Pigeons! They're coming to get the bread.'

'Where's the bread?' says Poppy.

She rolled her eyes, really cocky she was. 'I haven't
drawed
it yet!' she goes.

'Well quick!' says Poppy. 'They look pretty hungry to me!'

So Saffra does a couple more squiggles in blue then jumps up to show her. And as she jumps up she catches her leg, like
nothing

she hardly
touches
it -just a tiny tap, like
nothing,
on the edge of the table. I seen her do it, I seen her thinking, like 'Shall I, shan't I?' 'Yeah,' she reckons. And then she
begins to cry. She starts sort of slow and shy, like looking at Poppy, but then as she sees she's got her, she turns up the
volume, and inside of ten seconds she's creaming and crying like you'd think she'd had her fucking leg blown off. 'Oh!' says
Poppy, straight up, arm round her shoulders.

'Show me. Where does it hurt?'

'Here,' says Saffra - it don't even hurt - and she pulls up the leg of her little designer jeans.

'Where?' says Poppy.

Saffra points.

'There?' says Poppy. Saffra nods, still crying.

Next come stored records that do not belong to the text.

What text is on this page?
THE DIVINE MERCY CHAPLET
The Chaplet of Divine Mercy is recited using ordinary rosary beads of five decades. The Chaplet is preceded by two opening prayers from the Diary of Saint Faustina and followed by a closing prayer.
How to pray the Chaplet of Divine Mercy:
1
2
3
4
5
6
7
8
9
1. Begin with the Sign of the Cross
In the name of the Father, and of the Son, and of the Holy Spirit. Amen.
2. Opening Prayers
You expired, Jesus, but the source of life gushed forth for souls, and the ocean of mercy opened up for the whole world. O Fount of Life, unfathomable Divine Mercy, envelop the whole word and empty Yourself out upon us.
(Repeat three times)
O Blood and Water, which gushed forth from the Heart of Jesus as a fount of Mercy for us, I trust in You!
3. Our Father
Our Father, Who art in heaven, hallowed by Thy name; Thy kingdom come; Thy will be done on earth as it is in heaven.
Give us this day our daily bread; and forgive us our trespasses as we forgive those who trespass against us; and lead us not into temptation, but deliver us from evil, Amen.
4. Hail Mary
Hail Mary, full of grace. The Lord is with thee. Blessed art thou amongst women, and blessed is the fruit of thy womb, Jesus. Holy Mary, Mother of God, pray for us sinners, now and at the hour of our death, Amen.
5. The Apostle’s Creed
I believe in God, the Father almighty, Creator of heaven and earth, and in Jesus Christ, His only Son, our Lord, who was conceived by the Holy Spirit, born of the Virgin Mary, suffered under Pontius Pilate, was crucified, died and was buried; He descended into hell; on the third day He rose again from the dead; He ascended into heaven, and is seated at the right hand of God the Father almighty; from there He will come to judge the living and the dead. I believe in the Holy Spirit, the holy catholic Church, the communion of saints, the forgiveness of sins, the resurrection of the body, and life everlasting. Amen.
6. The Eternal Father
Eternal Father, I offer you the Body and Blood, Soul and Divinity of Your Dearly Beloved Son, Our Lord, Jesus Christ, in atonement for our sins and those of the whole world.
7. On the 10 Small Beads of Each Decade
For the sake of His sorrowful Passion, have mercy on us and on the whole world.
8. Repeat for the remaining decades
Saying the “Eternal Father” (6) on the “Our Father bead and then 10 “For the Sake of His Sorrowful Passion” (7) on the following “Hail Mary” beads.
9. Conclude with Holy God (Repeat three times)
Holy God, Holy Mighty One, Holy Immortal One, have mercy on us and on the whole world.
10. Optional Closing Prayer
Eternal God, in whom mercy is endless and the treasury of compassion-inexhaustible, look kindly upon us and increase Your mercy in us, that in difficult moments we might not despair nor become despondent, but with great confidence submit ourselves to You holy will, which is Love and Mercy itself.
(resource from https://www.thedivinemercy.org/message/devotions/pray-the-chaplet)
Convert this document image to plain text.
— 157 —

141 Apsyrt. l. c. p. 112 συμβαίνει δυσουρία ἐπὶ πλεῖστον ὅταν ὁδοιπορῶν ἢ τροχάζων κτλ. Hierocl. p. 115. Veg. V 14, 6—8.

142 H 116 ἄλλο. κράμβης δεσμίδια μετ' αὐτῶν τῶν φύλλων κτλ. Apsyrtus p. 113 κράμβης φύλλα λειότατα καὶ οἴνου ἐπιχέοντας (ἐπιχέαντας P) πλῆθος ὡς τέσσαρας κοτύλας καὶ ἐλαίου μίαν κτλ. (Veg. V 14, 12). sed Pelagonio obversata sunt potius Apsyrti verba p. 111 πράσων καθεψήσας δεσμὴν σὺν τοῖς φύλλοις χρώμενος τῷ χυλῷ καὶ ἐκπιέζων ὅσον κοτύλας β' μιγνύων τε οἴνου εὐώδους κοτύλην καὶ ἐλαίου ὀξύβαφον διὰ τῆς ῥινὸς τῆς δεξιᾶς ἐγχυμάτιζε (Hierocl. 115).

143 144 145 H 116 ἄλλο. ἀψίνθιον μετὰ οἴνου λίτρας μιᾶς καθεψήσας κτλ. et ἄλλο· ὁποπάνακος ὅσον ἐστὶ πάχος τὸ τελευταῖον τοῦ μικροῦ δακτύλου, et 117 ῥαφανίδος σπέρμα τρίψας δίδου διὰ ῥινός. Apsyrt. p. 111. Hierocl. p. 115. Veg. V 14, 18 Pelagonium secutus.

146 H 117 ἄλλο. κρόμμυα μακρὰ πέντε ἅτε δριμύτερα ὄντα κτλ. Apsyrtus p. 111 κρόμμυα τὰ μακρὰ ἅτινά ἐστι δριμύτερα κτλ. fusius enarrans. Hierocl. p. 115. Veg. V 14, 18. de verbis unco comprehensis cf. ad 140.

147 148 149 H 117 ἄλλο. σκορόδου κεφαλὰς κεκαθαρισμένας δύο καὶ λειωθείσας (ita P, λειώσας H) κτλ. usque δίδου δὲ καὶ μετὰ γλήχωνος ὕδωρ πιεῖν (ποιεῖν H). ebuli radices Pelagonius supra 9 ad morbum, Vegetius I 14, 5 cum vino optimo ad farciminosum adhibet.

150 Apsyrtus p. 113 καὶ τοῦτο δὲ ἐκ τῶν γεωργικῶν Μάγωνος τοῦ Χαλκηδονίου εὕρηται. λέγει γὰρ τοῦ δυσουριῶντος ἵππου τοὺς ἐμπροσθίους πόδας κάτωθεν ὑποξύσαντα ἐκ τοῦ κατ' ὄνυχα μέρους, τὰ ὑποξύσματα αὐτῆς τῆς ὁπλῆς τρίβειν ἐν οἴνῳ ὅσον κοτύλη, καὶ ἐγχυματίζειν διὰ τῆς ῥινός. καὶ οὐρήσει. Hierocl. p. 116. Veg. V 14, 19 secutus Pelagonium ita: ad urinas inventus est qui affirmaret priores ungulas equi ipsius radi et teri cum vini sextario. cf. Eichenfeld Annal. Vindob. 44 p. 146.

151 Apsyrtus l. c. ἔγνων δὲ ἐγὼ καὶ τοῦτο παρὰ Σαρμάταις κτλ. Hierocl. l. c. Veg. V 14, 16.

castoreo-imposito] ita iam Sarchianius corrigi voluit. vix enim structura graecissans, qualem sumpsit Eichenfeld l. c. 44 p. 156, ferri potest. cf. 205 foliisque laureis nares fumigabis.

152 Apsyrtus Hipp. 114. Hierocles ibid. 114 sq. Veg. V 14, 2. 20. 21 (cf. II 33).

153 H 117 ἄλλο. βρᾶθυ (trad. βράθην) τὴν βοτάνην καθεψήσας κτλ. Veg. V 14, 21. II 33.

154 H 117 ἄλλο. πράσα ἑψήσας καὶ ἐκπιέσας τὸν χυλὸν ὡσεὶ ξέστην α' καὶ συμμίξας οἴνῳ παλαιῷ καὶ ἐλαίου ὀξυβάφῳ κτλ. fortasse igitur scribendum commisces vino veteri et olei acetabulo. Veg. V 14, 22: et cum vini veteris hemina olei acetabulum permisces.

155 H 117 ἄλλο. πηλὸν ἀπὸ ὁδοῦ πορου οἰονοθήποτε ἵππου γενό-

'Oh,' says Poppy. 'That looks sore!' It don't - there ain't no mark or nothing. 'Shall I give it a kiss?' she goes and she
does and Saffra looks down at her, pleased.

'Ointment,' says Saffra, as Poppy looks up.

'Magic
ointment?' says Poppy. 'I'll have to see if I've got some in my bag.'

Saffra stands watching and waiting, one trouser up, and her little leg with its soft downy hair and not a scratch and her
lip starts to tremble and honestly you got to hand it to her.

'I'm coming!' says Poppy. 'Just try and be brave!' And she gives me a look, like 'I won't be a sec . . .' but I make like
I never seen her.

'Look what I've found!' she says, coming back and she hands her this little kid-size box of raisins. Saffra takes it.

Then Poppy gets this tube of Savlon, ain't nothing magic
I
can see, and she squeezes out a tiny smear and rubs it in Saffra's leg - you can smell it, so strong it gets right in your
eyes. 'There,' she says, and she pulls down her trouser leg.'Does that feel a little bit better?'

Then Saffra sits on Poppy's lap, pushing the raisins into her mouth and giving me daggers and Poppy's arms all round her.
'Sorry,' says Poppy. 'Where were we, N?' But anyway, I'm getting ahead of myself.

Course Carmel and Sanya had nicked our seats like I knew they would all along.

'I was sat there,' I said. "Scuse me!' I weren't going to let it go.

'I thought you'd gone,' said Sanya, but she didn't move.

Poppy leant against the wall besides the rack of leaflets on patients' rights.

'You're a fine one to talk!' Fat Florence said.

'Why's that?' I said.

'Why's that?' she said.

'Fuck off!' I said. 'I was only saying.'

'I saved you one,' I said to Poppy.

'I'm alright,' said Poppy.

'I thought you'd gone,' said Sanya, but she didn't move.

'You're a fine one to talk anyway,' Fat Florence said.

'Oh?' I said. 'Why's that?' I said.

And she couldn't even answer 'cause she knew she was wrong, so she just give a huff instead. And she give such a huff it was
stronger than a gale or even a hurricane probably, and the piles of proof all taken off and blown around like washing in a
drier gone mad, and Lemar and Sanya and Clifton the Poet, they run around in circles trying to catch it. And I kept on waving
to Poppy and winking and pointing at Sanya's chair, but Poppy shook her head like it weren't worth the hassle and stayed where
she was by the wall, and a piece of the proof fell out her hair and drifted down on to the floor.